Can a text message be a legally binding contract?

Explainer
June 23, 2022
4
min

Imagine a contract – a legally binding agreement between at least two parties. You’re probably picturing a paper document (or maybe a PDF) of several pages long with lots of numbered clauses and sub-clauses, and signatures and dates at the end. 

But what if parties discuss and agree terms in another format, like through SMS? Can a text message create a legally binding contract? Let’s find out. 

Can a text message be a legally binding contract?

Contracts come in all shapes and sizes, so a text message can be a legally binding contract if it meets the specific requirements of a contract.

In fact, the form of communication used to make a contract isn’t actually relevant – so an SMS (or a WhatsApp message, or a Twitter DM, or an email), can constitute a contract. And it doesn’t need to have a pen-and-ink signature at the end to make it official.

Don’t panic though – this doesn’t mean that every casual conversation you’ve had over text message could get you taken to court for breach of contract. Let’s take a closer look at how an instant message can become a legally binding document.

How can a text message become a legally binding contract?

For any contract to be valid, it must contain certain elements. Obviously what these are varies, depending on where you are in the world. But some contract requirements are common across all legal systems.

We’re going to focus on the UK and the US in this post, so if you’re based elsewhere you’ll need to check the laws in your country.

In the UK, for a text message to be a contract it must include:

  • offer and acceptance – one party must make an offer that another party accepts
  • consideration – something of value needs to pass in each direction e.g. a fee for a service 
  • the intention to be legally bound – both parties must intend the message or messages to be a contract
  • contractual capacity – both parties must have the capacity to enter into a contract i.e. have the mental capacity to understand what they’re doing.

In the US a text message can be a legal document under the Electronic Signatures in Global and National Commerce Act, or E-Sign Act for short.

This says that a text message can be a unilateral or bilateral contract as long as there’s a clear way to say you agree to be bound by it – like checking a box, replying “yes” or “I agree”, etc. They must also include an actual notice e.g. a link to a full contract document.

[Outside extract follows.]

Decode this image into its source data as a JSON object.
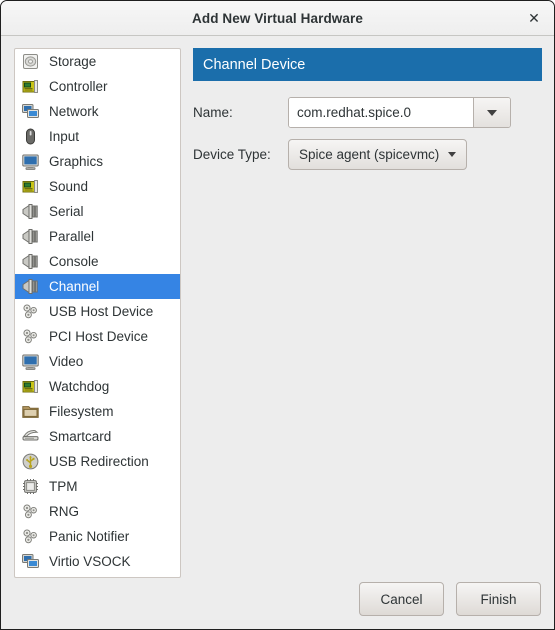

Just like with UK contracts, there are certain elements that must also be present for an American contract to be valid:

  • offer and acceptance – same as in the UK
  • awareness – both parties must be aware of what they’re getting into
  • consideration – as above
  • capacity – as above
  • legality – US contracts are governed by the laws of the jurisdiction they’re signed in. And if the federal and state laws differ, the Contract Clause of the US Constitution takes precedence.

To find out more about what these specific elements involve, check out this detailed guide to the elements of a contract

As mentioned above, the law doesn’t state what form of communication a contract must take. So as long as all the elements we mention above are present in your text message or message chain, it’s likely to be legally enforceable as a contract.

And that means the consequences for breaking it will be the same as any other. It doesn’t matter if it’s in an electronic message, face-to-face, or even written on a napkin (as the Virginia Supreme Court held in the case of Lucy v. Zehmer). This applies to both businesses and individual people.

Does a text message need a signature to be legally binding?

Contrary to what a lot of people believe, a contract doesn’t need to have a wet ink signature or an electronic signature to be legally binding (although there are some exceptions to this). Imagine a text message trail which goes something like this:

Robert: Will you come round next week and help me put together some flat-packed furniture?

Anna: Only if you buy me dinner at that new place on the high street.

Robert: Yes, of course. I’ll even throw in dessert.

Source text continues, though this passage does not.